――それはおのずからこの打破と、崩壊と、驚くべき変遷との間に展けて行くように見えた。
「ああ出て来てよかった」
と原は心に繰返したのである。再会を約して彼は築地《つきじ》行の電車に乗った。
友達に別れると、遽然《にわかに》相川は気の衰頽《おとろえ》を感じた。和田倉橋から一つ橋の方へ、内濠《うちぼり》に添うて平坦《たいら》な道路《みち》を帰って行った。年をとったという友達のことを笑った彼は、反対《あべこべ》にその友達の為に、深く、深く、自分の抱負を傷《きずつ》けられるような気もした。

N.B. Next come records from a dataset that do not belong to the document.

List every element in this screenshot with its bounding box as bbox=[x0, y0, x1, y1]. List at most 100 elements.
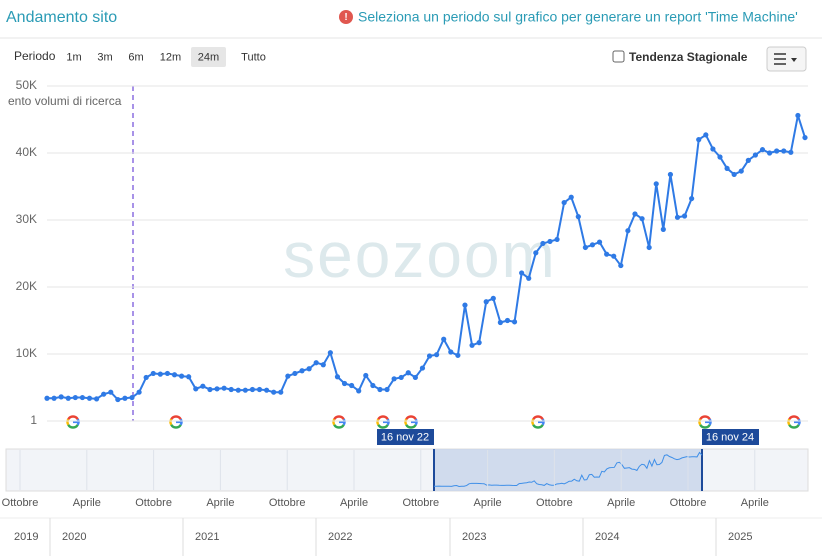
google-icon bbox=[377, 415, 389, 421]
period-button-label[interactable]: 3m bbox=[97, 51, 112, 63]
data-point bbox=[108, 389, 114, 395]
period-button[interactable] bbox=[91, 47, 119, 67]
navigator-month: Aprile bbox=[474, 497, 502, 509]
data-point bbox=[519, 270, 525, 276]
period-button-label[interactable]: 12m bbox=[160, 51, 181, 63]
data-point bbox=[200, 383, 206, 389]
data-point bbox=[511, 319, 518, 325]
data-point bbox=[178, 373, 185, 379]
end-flag bbox=[702, 429, 759, 445]
google-icon bbox=[170, 423, 182, 429]
navigator-month: Aprile bbox=[607, 497, 635, 509]
period-label: Periodo bbox=[14, 49, 56, 63]
data-point bbox=[476, 340, 482, 346]
data-point bbox=[547, 238, 553, 245]
y-tick-label: 30K bbox=[16, 212, 37, 226]
data-point bbox=[150, 370, 156, 377]
google-icon bbox=[333, 415, 345, 421]
data-point bbox=[278, 389, 284, 395]
google-icon bbox=[170, 415, 182, 421]
period-button-label[interactable]: 6m bbox=[128, 51, 143, 63]
data-point bbox=[412, 374, 418, 381]
data-point bbox=[419, 365, 426, 371]
period-button[interactable] bbox=[229, 47, 278, 67]
data-point bbox=[575, 214, 581, 220]
data-point bbox=[781, 148, 787, 154]
data-point bbox=[426, 353, 433, 359]
y-tick-label: 40K bbox=[16, 145, 37, 159]
navigator-selection[interactable] bbox=[434, 449, 702, 491]
navigator-month: Aprile bbox=[206, 497, 234, 509]
google-icon bbox=[698, 418, 702, 426]
data-point bbox=[51, 395, 57, 401]
google-icon bbox=[169, 418, 173, 426]
data-point bbox=[115, 396, 121, 403]
data-point bbox=[611, 253, 617, 259]
data-point bbox=[788, 149, 794, 155]
period-button-label[interactable]: Tutto bbox=[241, 51, 266, 63]
data-point bbox=[589, 242, 596, 248]
data-point bbox=[341, 380, 348, 387]
data-point bbox=[561, 199, 567, 206]
menu-button[interactable] bbox=[766, 46, 807, 72]
alert-mark: ! bbox=[344, 12, 347, 23]
google-icon bbox=[377, 423, 389, 429]
data-point bbox=[483, 299, 489, 305]
data-point bbox=[667, 171, 674, 178]
y-tick-label: 1 bbox=[30, 413, 37, 427]
period-button[interactable] bbox=[60, 47, 88, 67]
navigator-line bbox=[434, 451, 703, 487]
period-button-label[interactable]: 24m bbox=[198, 51, 219, 63]
data-point bbox=[65, 395, 71, 401]
data-point bbox=[384, 386, 390, 393]
data-point bbox=[710, 146, 716, 152]
data-point bbox=[193, 386, 199, 392]
period-button-label[interactable]: 1m bbox=[66, 51, 81, 63]
menu-caret bbox=[791, 58, 797, 62]
data-point bbox=[766, 150, 773, 156]
google-icon bbox=[333, 423, 345, 429]
data-point bbox=[653, 181, 659, 187]
year-label: 2020 bbox=[62, 531, 86, 543]
period-button[interactable] bbox=[153, 47, 188, 67]
data-point bbox=[101, 391, 107, 397]
data-point bbox=[320, 362, 326, 368]
data-point bbox=[370, 382, 376, 389]
alert-icon bbox=[339, 10, 353, 24]
data-point bbox=[72, 394, 78, 401]
year-label: 2024 bbox=[595, 531, 619, 543]
data-point bbox=[745, 157, 751, 163]
data-point bbox=[738, 168, 744, 174]
navigator-month: Ottobre bbox=[269, 497, 306, 509]
data-point bbox=[214, 386, 220, 392]
checkbox[interactable] bbox=[612, 50, 625, 63]
data-point bbox=[171, 372, 178, 378]
checkbox-label[interactable]: Tendenza Stagionale bbox=[629, 50, 748, 64]
data-point bbox=[632, 211, 638, 217]
data-point bbox=[717, 154, 723, 160]
google-icon bbox=[405, 415, 417, 421]
google-icon bbox=[532, 415, 544, 421]
data-point bbox=[334, 374, 341, 380]
navigator-month: Aprile bbox=[73, 497, 101, 509]
navigator-month: Ottobre bbox=[536, 497, 573, 509]
period-button[interactable] bbox=[191, 47, 226, 67]
year-label: 2022 bbox=[328, 531, 352, 543]
data-point bbox=[462, 302, 468, 308]
data-point bbox=[122, 395, 128, 401]
data-point bbox=[256, 386, 263, 393]
start-date: 16 nov 22 bbox=[381, 431, 429, 443]
data-point bbox=[264, 387, 270, 393]
navigator-month: Ottobre bbox=[135, 497, 172, 509]
google-icon bbox=[532, 423, 544, 429]
data-point bbox=[405, 370, 411, 376]
start-flag bbox=[377, 429, 434, 445]
data-point bbox=[646, 244, 652, 251]
data-point bbox=[533, 250, 539, 256]
data-point bbox=[44, 395, 50, 401]
period-button[interactable] bbox=[122, 47, 150, 67]
google-icon bbox=[699, 423, 711, 429]
data-point bbox=[441, 336, 447, 342]
google-icon bbox=[699, 415, 711, 421]
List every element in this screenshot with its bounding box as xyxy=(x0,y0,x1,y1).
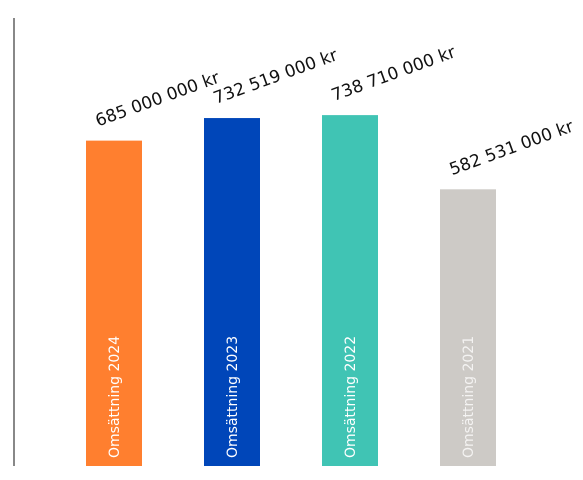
bar-value-label: 685 000 000 kr xyxy=(93,68,222,131)
bar-category-label: Omsättning 2021 xyxy=(461,336,477,458)
bar-category-label: Omsättning 2022 xyxy=(343,336,359,458)
bar-group: Omsättning 2024 685 000 000 kr Omsättning … xyxy=(86,42,576,467)
bar-4 xyxy=(440,189,496,466)
bar-value-label: 738 710 000 kr xyxy=(329,42,458,105)
bar-value-label: 582 531 000 kr xyxy=(447,117,576,180)
bar-2 xyxy=(204,118,260,467)
bar-category-label: Omsättning 2024 xyxy=(107,336,123,458)
bar-category-label: Omsättning 2023 xyxy=(225,336,241,458)
bar-3 xyxy=(322,115,378,467)
bar-value-label: 732 519 000 kr xyxy=(211,45,340,108)
bar-1 xyxy=(86,140,142,466)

実際、相川の計画していることは沢山ある。学校を新《あらた》に興そうとも思っている。新聞をやって見ようとも思っている。出版事業のことも考えている。すくなくも社会の為に尽そうという熱い烈しい希望《のぞみ》を抱《いだ》いている。しかしながら、彼は一つも手を着けていなかった。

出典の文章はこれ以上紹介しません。